- Born: May 3, 1916 Saint-Flavien, Quebec
- Died: August 24, 2006 (aged 90) Victoria, British Columbia
- Occupation: Classical tenor
- Years active: 1941–1970
- Spouse: Pierrette Alarie ​(m. 1946)​

= Léopold Simoneau =

Canadian opera singer

Léopold Simoneau, (May 3, 1916 – August 24, 2006) was a French-Canadian tenor, one of the outstanding Mozarteans and interpreters of the French lyric repertoire of his time. In 1959 he became the first recipient of the Calixa-Lavallée Award.

==Life and career==
Simoneau was born in Saint-Flavien, Quebec, and started his vocal studies in Quebec City at the Collège de Lévis and Université Laval. While studying in Montreal with Salvator Issaurel, he made his professional debut with Les Variétés Lyriques in Montréal in 1941.

He then left for New York City for complementary studies with Paul Althouse. In 1946 he appeared at the New York City Center as Lionel in Martha. That same year he married French-Canadian soprano Pierrette Alarie. Together they left for France.

Simoneau made his debut in 1949 at the Opéra-Comique of Paris as Vincent in Gounod's opera Mireille and at the Paris Opera as Tamino in Mozart's The Magic Flute. He made his debut at the Aix-en-Provence Festival in 1950 singing Don Ottavio in Don Giovanni and Ferrando in Così fan tutte. The following year, he made his debut at the Glyndebourne Festival as Idamante in Idomeneo. He was invited to sing at the Salzburg Festival and the Edinburgh International Festival, at the Vienna State Opera and at La Scala in Milan, while pursuing his career in France in roles such as Nadir in Bizet's Les pêcheurs de perles and Gérald in Delibes' Lakmé. He took part in the revivals of operas such as Rameau's Les Indes galantes and Orphée in the French version for tenor of Gluck's Orfeo ed Euridice. In France he frequently sang opposite his wife, a light lyric coloratura soprano who excelled in much the same repertoire as her husband.

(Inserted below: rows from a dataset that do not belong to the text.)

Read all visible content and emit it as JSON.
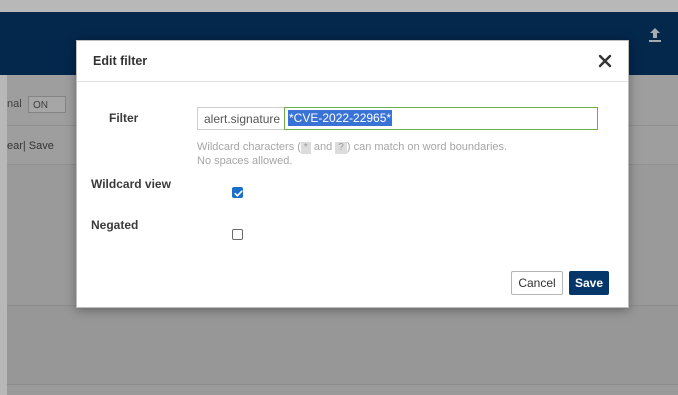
{
  "background": {
    "frag_nal": "nal",
    "on_button": "ON",
    "links": "ear| Save"
  },
  "modal": {
    "title": "Edit filter",
    "close_icon": "close-icon",
    "filter": {
      "label": "Filter",
      "prefix": "alert.signature",
      "value": "*CVE-2022-22965*",
      "hint_before": "Wildcard characters (",
      "hint_star": "*",
      "hint_and": " and ",
      "hint_q": "?",
      "hint_after": ") can match on word boundaries.",
      "hint2": "No spaces allowed."
    },
    "wildcard": {
      "label": "Wildcard view",
      "checked": true
    },
    "negated": {
      "label": "Negated",
      "checked": false
    },
    "buttons": {
      "cancel": "Cancel",
      "save": "Save"
    }
  },
  "colors": {
    "topbar": "#06376a",
    "primary": "#06376a",
    "checkbox": "#1a6fc9",
    "input_border": "#6ab04c",
    "selection": "#3a73d6"
  }
}
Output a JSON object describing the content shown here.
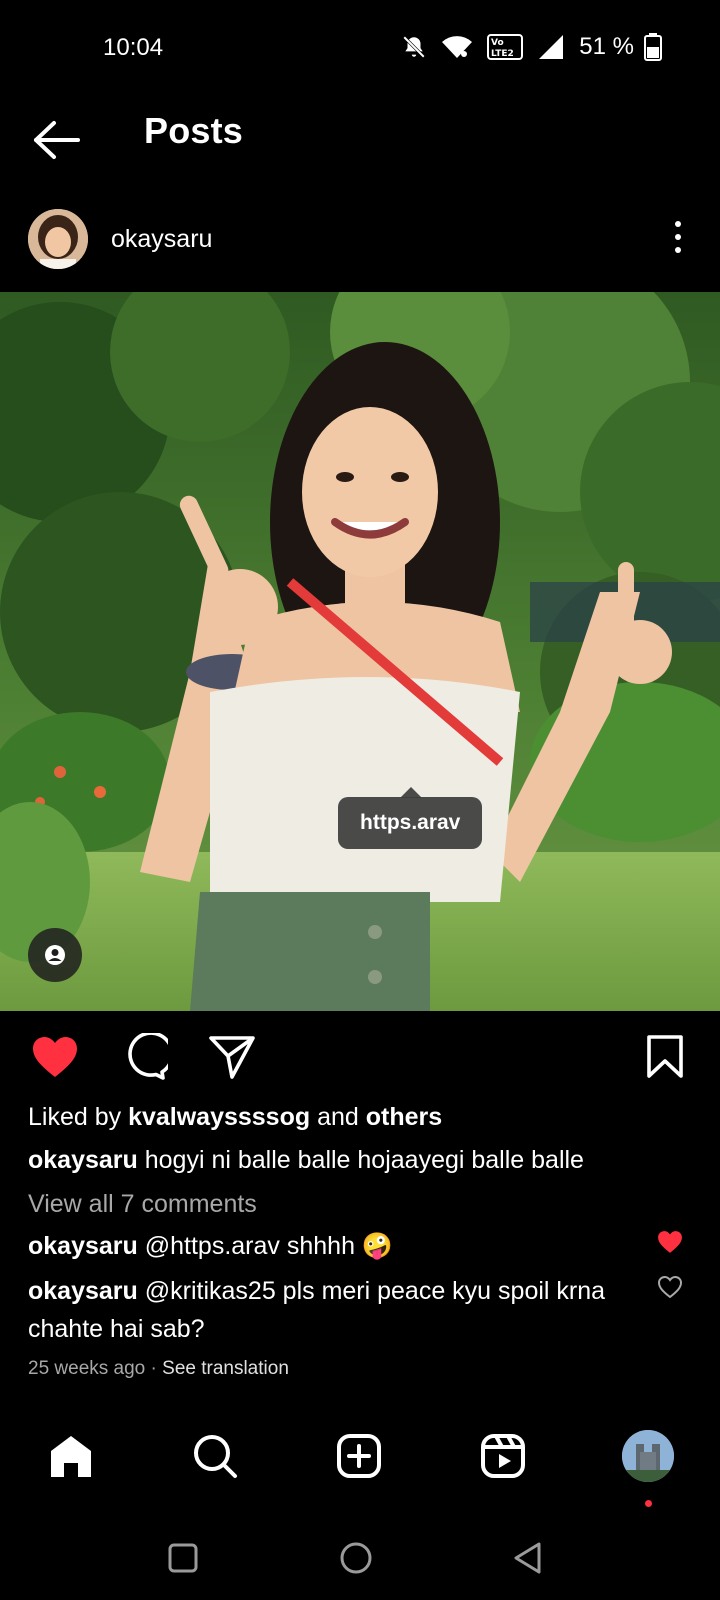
{
  "status_bar": {
    "time": "10:04",
    "battery_percent": "51 %",
    "icons": [
      "mute-icon",
      "wifi-icon",
      "volte-icon",
      "signal-icon",
      "battery-icon"
    ],
    "volte_label": "Vo LTE2"
  },
  "header": {
    "title": "Posts",
    "back_icon": "arrow-left-icon"
  },
  "post": {
    "username": "okaysaru",
    "tag_label": "https.arav",
    "liked": true,
    "likes_prefix": "Liked by ",
    "likes_user": "kvalwayssssog",
    "likes_middle": " and ",
    "likes_suffix": "others",
    "caption_user": "okaysaru",
    "caption_text": "hogyi ni balle balle hojaayegi balle balle",
    "view_comments": "View all 7 comments",
    "comments": [
      {
        "user": "okaysaru",
        "text": "@https.arav shhhh 🤪",
        "liked": true
      },
      {
        "user": "okaysaru",
        "text": "@kritikas25 pls meri peace kyu spoil krna chahte hai sab?",
        "liked": false
      }
    ],
    "time_ago": "25 weeks ago",
    "separator": "·",
    "see_translation": "See translation"
  },
  "bottom_nav": {
    "items": [
      "home-icon",
      "search-icon",
      "create-icon",
      "reels-icon",
      "profile-avatar"
    ],
    "has_notification_dot": true
  },
  "system_nav": {
    "items": [
      "recents-icon",
      "home-circle-icon",
      "back-triangle-icon"
    ]
  },
  "colors": {
    "background": "#000000",
    "like_red": "#ff3040",
    "muted_text": "#a8a8a8"
  }
}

He made several major recordings in the 1950s, including Mozart's Requiem conducted by Bruno Walter; Berlioz's Requiem with the Wiener Staatsopernchor and Wiener Philharmoniker, conducted by Dimitri Mitropoulos; and Handel's Messiah conducted by Hermann Scherchen, about which reviewer Dan Davis wrote that "after hearing Léopold Simoneau you may be spoiled for good, unable to accept another tenor in the part." He can be heard as Don Ottavio both in a studio performance of Don Giovanni under Rudolf Moralt and live at Salzburg under Mitropoulos; about the former, critic Ralph Moore wrote, "Leopold Simoneau's Don Ottavio is a dream: he... has perfect Mozartian legato and is invariably sweet of voice without sounding wimpish." Simoneau also participated in two celebrated recordings for Philips Records, Les pêcheurs de perles conducted by Jean Fournet, and Orphée et Euridyce conducted by Hans Rosbaud, in which he gave what some critics feel are the definitive performances of Nadir and Orphée respectively. Simoneau also sang Belmonte in Sir Thomas Beecham's recording of Mozart's Die Entführung aus dem Serail, and Ferrando in Così fan tutte with Elisabeth Schwarzkopf, Nan Merriman, Rolando Panerai, Lisa Otto, Sesto Bruscantini, conducted by Herbert von Karajan; both albums are considered classics. His performance in Charles Munch's critically acclaimed 1959 recording of the Berlioz Requiem has been called "close to ideal."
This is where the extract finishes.